Je me souviens du dimanche où, de retour de la messe, on l’a trouvée assise sur l’une des chaises en fer-blanc au bord de la piscine, à moins que ce ne soit Maeve qui l’ait trouvée. Maeve avait traversé la bibliothèque et l’avait aperçue par hasard par la fenêtre. Elle n’a pas appelé notre père, comme moi j’aurais fait, se contentant de sortir dans le jardin par la porte de la cuisine.
“Madame Smith ?” a dit Maeve, en mettant sa main en visière sur ses yeux. On l’a appelée Madame Smith jusqu’à leur mariage, puisque personne ne nous avait proposé de faire autrement. Après leur mariage, je suis sûr qu’elle aurait préféré qu’on l’appelle Madame Conroy, mais ça aurait seulement intensifié le malaise, vu que Maeve et moi étions aussi des Conroy.
Maeve m’a raconté qu’Andrea avait sursauté, qui sait, elle s’était peut-être endormie. “Où est votre père ?
— À la maison.” Maeve a regardé par-dessus son épaule. “Il vous attendait ?
— C’est lui que j’attendais, il y a une heure”, a rectifié Andrea.

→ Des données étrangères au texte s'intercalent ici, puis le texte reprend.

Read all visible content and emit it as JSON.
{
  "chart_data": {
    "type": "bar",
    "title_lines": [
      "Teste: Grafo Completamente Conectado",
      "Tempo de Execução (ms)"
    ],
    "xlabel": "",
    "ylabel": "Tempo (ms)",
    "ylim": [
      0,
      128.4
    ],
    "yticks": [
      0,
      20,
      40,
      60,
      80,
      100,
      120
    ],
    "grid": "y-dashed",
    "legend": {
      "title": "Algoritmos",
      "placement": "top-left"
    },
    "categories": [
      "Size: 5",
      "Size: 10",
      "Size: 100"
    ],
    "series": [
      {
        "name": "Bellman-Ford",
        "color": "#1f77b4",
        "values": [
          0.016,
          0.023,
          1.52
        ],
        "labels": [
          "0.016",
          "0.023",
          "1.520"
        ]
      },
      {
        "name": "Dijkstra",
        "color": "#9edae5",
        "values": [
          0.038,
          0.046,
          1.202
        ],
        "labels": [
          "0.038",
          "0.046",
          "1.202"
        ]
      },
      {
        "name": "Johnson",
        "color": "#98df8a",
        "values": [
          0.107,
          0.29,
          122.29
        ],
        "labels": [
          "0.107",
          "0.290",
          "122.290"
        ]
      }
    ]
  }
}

Comme on était dimanche, Sandy et Jocelyn avaient congé. Je ne pense pas qu’elles l’auraient laissée entrer en notre absence, mais je ne pourrais pas en jurer. Sandy était la plus chaleureuse des deux, Jocelyn la plus méfiante. Elles n’aimaient pas Andrea, et elles l’auraient probablement fait attendre dehors jusqu’à notre retour. Il ne faisait pas très froid, la journée était suffisamment belle pour s’asseoir au bord de la piscine, avec les rayons du soleil scintillant à travers l’eau bleue, et les touffes moelleuses de mousse poussant entre les dalles. Maeve lui a dit qu’on revenait de l’église.
Ensuite elles se sont regardées fixement, et aucune n’a détourné le regard. “Je suis à moitié hollandaise, vous savez, a fini par dire Andrea.
— Pardon ?
— Du côté de ma mère. Elle était cent pour cent hollandaise.
— On est irlandais”, a dit Maeve.
Andrea a approuvé de la tête, comme si un désaccord venait d’être tranché en sa faveur. Quand il est devenu évident que la conversation ne se prolongerait pas, Maeve est rentrée annoncer à notre père que Mme Smith attendait au bord de la piscine.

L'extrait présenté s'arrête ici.